Inside, it’s beautiful, the kind of well-worn, candlelit Florentine interior that makes you understand why people fall in love with this city. And then there’s the garden patio out the back, which you completely cannot predict from the street, and which feels like someone’s private courtyard.
The wine list is serious. The food is good. But it’s really the combination of the two rooms, and the fact that you feel like you’ve found something hidden, that makes it special. This is the place I tell everyone about.
San Jacopino Pizzeria: The local gem
Far enough from the tourist centre that most visitors don’t find it. Pizza that costs what pizza should cost. Tables full of actual Florentines. No menu with pictures, no upselling, no performance.
Go here if you want to eat well without feeling like you’re in a theme park version of Italy and if you are on a budget.
Serre Torrigiani
I want to be honest: I went here for dinner and the food didn’t particularly impress me. But the place, the atmosphere, the space, the way the evening feels, is something else entirely. Serre Torrigiani is built into a historic garden space between castle walls, all rustic chic, greenery and warm light, and it’s the kind of place that makes you feel like you’re somewhere genuinely special. Go for drinks, not necessarily for dinner.
Manifattura Cocktail Bar
Good cocktails, interesting space, the kind of bar that takes itself seriously without making you feel judged for ordering something simple. You’ll find it also in the Oltrarno area, which is where you should be spending most of your evenings anyway.
Le Menagère
Part restaurant, part cocktail bar, part concept space. Le Menagère occupies a former hardware store and is genuinely one of the more interesting interiors in Florence. The food is secondary to the vibe here. Good for an early evening aperitivo when you want somewhere that feels intentional and a little unexpected.
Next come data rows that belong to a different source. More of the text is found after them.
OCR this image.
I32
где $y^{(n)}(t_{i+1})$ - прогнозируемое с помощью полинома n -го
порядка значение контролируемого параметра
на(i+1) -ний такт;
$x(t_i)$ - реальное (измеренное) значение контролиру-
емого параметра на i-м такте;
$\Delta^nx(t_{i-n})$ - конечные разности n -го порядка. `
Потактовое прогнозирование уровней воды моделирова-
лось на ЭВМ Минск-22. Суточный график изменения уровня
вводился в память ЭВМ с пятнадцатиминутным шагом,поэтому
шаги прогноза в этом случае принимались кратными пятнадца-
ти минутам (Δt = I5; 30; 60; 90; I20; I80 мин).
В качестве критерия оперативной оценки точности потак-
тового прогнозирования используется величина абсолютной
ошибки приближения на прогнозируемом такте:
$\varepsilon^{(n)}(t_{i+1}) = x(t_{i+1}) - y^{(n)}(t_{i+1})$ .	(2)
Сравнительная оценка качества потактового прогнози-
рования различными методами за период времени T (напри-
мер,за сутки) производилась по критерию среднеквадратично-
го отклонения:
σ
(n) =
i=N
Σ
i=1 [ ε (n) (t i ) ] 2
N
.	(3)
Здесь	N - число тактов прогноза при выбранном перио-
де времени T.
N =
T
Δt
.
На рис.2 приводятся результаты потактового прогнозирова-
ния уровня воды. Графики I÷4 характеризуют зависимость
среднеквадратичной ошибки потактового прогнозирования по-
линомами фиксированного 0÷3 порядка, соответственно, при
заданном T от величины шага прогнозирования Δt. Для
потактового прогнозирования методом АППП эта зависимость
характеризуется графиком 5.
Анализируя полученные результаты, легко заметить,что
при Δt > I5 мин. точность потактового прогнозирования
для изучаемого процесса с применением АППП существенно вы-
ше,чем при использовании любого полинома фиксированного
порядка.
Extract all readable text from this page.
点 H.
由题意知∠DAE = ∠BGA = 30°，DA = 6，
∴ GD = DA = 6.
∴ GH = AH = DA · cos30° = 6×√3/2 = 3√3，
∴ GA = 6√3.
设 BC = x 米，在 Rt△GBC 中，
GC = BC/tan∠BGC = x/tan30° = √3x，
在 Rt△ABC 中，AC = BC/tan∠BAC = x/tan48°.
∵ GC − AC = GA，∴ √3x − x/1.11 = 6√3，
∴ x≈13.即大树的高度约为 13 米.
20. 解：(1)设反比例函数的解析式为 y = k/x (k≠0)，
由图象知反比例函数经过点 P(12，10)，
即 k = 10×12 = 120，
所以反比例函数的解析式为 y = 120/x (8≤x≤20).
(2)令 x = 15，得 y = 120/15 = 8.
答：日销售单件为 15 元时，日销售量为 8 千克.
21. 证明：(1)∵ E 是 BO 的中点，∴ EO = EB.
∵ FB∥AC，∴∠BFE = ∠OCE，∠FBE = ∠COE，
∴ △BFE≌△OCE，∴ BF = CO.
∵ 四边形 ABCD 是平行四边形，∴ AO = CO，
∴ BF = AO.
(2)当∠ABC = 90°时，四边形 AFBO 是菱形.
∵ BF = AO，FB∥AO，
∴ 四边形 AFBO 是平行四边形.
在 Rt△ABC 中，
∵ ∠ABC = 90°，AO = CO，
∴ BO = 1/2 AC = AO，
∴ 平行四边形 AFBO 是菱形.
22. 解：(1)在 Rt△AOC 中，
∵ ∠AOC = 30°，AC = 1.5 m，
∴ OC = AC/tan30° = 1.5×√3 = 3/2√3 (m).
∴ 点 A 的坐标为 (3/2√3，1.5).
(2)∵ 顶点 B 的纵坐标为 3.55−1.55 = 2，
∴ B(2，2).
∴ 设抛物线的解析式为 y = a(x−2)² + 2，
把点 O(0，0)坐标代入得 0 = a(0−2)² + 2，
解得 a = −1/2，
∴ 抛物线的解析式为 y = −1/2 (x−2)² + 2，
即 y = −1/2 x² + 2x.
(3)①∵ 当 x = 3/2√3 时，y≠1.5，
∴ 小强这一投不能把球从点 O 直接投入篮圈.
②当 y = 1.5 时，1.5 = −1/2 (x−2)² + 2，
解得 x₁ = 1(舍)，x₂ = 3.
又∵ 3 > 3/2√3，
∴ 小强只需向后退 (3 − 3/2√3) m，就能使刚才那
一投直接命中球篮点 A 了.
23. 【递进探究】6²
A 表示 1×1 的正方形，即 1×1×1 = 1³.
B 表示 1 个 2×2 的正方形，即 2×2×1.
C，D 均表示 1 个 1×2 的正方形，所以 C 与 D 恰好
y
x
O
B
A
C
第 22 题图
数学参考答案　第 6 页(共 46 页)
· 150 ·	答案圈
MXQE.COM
A few practical things nobody tells you
🎫 Most museums require advance booking. Not “recommend”, require! You will not be getting into the Uffizi on a Saturday morning without a reservation. Book online here.
🇮🇹 Oltrarno is where the locals are. Cross the Ponte Vecchio and keep walking south. The neighbourhood feels immediately different.
👟 Florence is walkable but the cobblestones are relentless. Wear shoes you can actually walk in. Your feet (and in my case my knees) will thank you.
👥 The queues at popular spots are real and they are long. Either book, arrive early, or accept that you’re waiting. There is no shortcut to the David.
🍷 The aperitivo tradition is alive here. Between 6–8pm, many bars serve free snacks with drinks. It’s not a myth.